Thursday 11 October 2018

BBC Loneliness Experiment


Having been involved in fund raising activity for Somerset MIND, and also as a listening volunteer for Samaritans, I am always interested in finding out more about issues relating to mental wellbeing. It is good that high-profile celebrities, along with royalty, have recently helped to raise awareness, breaking down some of the taboos surrounding mental health.

The survey carried out on behalf of Radio 4’s All in the Mind has also helped to bring it to the top of the health agenda; but, we must not forget that the 55,000 people who took part will have been, to some extent, self-selecting. I believe it is just the tip of the iceberg. This view is borne out by the fact that during my Samaritans listening duties the vast majority of callers speak about issues relating to their mental health, loneliness and isolation being the key to much of what is troubling them. A lack of NHS funding means that in most cases there is a woeful lack of professional mental health support, at a time when someone in crisis needs help NOW, not in six months.

This is something that should concern us all, not least because of the impact on the immediate family, friends and work colleagues of those affected, as well as society as a whole, if for no other reason than the huge cost of dealing with the many problems that manifest themselves.

It seems to me that this is a two-edged sword. Is it the myriad challenges that people face, relating to relationship breakdown, worries about money, job loss, bereavement, homelessness, health etc. that can eventually result in mental breakdown? Or is it that their poor mental health results in the former? Often, alcohol and drug abuse are inextricably linked to mental health problems too.

When we are feeling down we can all benefit from someone with whom to share our woes, a shoulder to cry on or support us in our hour of need.
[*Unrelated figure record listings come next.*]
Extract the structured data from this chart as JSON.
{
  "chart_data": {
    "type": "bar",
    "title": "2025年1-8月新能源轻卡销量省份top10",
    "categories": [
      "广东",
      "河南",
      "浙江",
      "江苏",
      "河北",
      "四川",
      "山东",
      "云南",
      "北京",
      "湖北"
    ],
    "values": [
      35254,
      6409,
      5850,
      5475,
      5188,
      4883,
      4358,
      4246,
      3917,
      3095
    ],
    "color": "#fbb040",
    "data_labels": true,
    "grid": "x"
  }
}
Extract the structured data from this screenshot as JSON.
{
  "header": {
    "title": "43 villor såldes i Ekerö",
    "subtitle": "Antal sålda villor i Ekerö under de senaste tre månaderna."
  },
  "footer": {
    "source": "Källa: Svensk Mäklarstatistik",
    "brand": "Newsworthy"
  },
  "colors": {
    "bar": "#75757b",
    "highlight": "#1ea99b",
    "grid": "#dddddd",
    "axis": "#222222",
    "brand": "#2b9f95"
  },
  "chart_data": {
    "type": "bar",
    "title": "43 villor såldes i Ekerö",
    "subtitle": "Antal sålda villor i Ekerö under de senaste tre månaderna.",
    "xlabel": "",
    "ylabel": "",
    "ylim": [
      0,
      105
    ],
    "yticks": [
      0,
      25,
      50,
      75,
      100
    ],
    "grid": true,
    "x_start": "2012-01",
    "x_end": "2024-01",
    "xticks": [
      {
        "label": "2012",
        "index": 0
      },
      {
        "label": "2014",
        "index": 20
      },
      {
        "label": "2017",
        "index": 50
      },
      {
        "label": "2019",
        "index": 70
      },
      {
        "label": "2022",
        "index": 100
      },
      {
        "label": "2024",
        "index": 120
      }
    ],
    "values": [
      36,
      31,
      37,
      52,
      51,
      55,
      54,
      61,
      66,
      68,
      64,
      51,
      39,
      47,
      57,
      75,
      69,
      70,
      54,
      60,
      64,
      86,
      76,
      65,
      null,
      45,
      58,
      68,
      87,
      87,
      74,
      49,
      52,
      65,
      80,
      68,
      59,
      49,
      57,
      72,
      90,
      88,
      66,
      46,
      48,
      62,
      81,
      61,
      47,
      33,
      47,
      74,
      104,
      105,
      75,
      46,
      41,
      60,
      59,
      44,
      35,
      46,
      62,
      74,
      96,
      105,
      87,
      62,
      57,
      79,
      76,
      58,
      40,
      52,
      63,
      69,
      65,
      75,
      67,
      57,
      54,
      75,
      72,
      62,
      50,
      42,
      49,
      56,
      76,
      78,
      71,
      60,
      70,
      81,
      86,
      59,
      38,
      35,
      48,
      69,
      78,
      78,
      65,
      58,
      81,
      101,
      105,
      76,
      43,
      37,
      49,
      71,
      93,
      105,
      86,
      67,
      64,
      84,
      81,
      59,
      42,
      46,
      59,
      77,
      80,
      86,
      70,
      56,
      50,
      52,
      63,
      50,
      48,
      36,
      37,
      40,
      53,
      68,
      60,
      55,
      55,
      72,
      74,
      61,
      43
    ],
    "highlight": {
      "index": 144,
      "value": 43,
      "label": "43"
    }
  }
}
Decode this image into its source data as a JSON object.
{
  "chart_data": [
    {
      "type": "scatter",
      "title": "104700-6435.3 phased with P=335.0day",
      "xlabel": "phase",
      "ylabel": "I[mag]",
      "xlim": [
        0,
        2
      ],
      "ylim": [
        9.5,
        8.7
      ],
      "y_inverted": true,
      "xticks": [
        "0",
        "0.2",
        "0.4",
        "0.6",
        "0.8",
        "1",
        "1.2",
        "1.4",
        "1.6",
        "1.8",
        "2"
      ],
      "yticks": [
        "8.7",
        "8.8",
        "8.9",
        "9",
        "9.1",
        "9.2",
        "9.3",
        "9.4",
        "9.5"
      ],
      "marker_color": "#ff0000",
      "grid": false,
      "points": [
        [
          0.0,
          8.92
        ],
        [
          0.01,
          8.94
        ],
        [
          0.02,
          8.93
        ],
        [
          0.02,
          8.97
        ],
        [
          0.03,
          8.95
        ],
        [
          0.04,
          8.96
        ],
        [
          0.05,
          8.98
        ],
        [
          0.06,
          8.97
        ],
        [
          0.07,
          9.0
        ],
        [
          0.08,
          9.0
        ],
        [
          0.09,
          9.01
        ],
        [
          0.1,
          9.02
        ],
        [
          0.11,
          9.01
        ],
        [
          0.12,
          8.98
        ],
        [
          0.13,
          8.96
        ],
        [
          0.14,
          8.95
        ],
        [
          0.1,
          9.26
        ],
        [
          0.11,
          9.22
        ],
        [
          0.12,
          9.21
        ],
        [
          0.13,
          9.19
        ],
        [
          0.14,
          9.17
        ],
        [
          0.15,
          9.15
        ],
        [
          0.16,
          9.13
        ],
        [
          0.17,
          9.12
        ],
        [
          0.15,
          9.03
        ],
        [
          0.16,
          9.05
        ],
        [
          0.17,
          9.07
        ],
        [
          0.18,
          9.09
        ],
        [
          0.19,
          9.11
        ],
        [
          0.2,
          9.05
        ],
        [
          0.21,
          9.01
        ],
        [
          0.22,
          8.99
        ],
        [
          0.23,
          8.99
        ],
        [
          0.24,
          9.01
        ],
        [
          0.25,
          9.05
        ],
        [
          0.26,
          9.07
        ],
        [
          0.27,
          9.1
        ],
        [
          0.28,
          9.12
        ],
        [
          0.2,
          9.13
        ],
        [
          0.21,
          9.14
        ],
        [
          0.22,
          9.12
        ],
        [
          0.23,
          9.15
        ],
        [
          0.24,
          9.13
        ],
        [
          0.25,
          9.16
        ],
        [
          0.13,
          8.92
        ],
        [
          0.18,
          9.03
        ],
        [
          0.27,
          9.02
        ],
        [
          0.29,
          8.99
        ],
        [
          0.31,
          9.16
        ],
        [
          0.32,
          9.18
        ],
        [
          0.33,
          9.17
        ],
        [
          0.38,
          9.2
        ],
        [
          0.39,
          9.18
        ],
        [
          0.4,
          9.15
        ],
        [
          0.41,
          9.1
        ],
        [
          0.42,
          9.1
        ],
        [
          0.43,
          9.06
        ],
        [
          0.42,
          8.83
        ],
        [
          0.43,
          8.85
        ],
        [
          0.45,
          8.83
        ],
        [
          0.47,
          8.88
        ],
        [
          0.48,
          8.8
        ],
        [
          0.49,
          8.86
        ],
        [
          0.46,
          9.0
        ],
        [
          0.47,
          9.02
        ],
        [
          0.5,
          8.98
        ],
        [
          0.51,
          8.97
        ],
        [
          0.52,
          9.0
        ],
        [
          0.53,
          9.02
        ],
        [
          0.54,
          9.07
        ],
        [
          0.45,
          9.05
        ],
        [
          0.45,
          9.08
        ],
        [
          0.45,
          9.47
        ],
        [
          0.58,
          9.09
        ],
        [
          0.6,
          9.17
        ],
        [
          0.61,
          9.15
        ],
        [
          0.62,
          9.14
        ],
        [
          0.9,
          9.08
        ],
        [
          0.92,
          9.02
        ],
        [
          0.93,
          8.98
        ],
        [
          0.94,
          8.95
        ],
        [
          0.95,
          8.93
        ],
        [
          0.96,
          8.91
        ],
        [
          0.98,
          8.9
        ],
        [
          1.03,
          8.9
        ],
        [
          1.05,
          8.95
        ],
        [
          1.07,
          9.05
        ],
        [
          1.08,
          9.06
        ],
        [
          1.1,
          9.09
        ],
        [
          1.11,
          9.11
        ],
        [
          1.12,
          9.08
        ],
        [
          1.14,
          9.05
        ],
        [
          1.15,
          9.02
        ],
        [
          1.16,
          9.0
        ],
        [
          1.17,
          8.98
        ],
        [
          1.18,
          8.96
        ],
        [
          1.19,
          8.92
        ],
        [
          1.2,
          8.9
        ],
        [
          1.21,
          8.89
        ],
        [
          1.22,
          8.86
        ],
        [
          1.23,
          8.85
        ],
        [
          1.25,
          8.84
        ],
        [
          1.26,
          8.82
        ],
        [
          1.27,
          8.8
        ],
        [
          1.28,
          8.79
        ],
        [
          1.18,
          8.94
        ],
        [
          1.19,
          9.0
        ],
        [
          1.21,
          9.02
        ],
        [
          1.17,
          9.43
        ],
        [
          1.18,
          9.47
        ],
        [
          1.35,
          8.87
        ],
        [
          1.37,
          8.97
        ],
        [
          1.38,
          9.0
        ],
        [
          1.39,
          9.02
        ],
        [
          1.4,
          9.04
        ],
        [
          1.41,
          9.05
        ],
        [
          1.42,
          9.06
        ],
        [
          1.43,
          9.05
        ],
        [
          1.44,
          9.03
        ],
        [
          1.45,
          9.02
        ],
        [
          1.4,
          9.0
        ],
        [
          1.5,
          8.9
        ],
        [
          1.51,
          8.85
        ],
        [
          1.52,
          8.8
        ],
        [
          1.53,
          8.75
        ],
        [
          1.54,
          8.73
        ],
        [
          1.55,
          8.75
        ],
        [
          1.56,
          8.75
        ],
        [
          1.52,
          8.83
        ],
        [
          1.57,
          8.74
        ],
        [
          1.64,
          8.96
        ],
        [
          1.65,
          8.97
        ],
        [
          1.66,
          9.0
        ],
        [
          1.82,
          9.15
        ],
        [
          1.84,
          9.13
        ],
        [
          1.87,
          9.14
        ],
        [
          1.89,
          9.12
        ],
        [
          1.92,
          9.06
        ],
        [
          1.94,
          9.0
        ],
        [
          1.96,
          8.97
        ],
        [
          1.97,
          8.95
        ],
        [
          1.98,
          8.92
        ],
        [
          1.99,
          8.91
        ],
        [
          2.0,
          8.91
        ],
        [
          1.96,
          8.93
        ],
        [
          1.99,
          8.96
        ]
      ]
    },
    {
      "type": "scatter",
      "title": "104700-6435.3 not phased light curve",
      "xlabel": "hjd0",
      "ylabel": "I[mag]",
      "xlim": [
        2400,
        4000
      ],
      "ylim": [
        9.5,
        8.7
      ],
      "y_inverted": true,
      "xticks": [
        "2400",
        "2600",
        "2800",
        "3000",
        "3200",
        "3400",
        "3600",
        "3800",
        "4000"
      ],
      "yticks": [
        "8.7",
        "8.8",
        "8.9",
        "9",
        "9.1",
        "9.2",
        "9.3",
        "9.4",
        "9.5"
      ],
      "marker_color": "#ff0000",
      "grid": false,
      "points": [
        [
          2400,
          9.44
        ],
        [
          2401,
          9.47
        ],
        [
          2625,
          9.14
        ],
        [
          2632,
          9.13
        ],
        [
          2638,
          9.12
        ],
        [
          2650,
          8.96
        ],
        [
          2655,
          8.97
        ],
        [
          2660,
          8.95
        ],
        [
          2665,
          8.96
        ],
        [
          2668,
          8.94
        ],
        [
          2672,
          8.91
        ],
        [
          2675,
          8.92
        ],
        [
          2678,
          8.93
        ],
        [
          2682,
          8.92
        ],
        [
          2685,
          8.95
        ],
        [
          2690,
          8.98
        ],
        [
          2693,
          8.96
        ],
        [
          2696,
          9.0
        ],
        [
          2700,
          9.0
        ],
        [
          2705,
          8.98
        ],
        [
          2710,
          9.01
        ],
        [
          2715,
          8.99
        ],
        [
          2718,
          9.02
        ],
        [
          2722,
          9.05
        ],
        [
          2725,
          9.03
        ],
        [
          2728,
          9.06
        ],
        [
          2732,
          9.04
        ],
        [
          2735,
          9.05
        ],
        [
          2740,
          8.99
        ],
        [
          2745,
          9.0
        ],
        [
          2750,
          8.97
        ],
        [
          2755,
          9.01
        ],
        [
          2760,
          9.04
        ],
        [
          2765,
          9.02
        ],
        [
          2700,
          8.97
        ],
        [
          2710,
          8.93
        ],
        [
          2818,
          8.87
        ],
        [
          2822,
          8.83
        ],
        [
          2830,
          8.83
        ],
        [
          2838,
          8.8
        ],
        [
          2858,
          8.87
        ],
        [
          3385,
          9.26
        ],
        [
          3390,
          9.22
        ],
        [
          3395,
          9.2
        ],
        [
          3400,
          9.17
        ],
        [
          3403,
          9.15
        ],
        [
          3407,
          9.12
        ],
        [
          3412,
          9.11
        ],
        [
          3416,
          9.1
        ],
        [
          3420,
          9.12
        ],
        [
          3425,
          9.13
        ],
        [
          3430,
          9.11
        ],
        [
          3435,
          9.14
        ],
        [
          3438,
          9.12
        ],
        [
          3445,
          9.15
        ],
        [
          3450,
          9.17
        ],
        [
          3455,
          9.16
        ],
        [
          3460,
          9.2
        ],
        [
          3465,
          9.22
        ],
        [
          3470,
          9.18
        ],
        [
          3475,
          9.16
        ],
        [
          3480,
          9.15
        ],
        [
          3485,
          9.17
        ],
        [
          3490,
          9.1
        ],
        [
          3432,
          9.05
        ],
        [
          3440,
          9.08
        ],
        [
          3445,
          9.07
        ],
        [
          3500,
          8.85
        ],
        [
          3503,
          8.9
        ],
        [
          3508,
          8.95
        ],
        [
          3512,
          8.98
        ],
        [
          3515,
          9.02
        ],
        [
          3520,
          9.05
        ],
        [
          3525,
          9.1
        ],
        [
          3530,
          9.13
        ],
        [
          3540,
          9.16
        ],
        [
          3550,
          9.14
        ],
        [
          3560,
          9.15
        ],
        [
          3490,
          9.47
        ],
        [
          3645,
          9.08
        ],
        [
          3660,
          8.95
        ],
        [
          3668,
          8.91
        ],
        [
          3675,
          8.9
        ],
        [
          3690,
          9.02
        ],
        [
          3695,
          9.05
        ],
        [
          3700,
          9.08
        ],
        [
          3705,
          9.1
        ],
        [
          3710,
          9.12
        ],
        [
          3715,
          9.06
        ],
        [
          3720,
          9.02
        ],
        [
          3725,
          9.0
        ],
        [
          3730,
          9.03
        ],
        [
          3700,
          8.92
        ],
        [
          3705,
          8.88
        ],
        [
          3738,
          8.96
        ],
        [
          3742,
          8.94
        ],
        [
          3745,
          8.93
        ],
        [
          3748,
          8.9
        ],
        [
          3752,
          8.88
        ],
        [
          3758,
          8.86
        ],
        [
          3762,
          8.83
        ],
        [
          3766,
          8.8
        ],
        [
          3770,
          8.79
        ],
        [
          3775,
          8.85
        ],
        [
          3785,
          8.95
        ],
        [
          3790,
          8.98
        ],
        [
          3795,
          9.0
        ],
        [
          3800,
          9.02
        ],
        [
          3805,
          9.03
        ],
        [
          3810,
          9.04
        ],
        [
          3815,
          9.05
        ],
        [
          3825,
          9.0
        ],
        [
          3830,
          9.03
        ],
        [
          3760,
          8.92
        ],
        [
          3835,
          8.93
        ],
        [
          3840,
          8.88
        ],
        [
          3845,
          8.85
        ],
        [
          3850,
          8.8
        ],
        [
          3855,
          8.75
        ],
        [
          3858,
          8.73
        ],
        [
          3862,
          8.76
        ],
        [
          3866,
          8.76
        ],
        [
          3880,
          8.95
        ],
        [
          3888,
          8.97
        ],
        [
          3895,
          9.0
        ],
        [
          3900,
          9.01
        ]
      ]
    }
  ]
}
The problem is that the behaviour of those suffering most is also the most likely to drive their family, friends and neighbours away. The result? Loneliness, which further drives a wedge between them and those around them.

I also believe that the huge rise in the use of social media has contributed heavily towards loneliness; regular users, particularly those with low self-esteem, perceive that others gaining more attention are therefore more popular. This can give rise to extreme behaviour in order to seek the attention they crave, or worse.

There is no quick fix solution, but we can all play our part by being less self-centred and more outward thinking; saying a kind word, reaching out to others by a quick phone call, letter or email, or offering to run an errand or include them in an activity. These overtures may well be rejected but at least they will know that someone, somewhere, cares.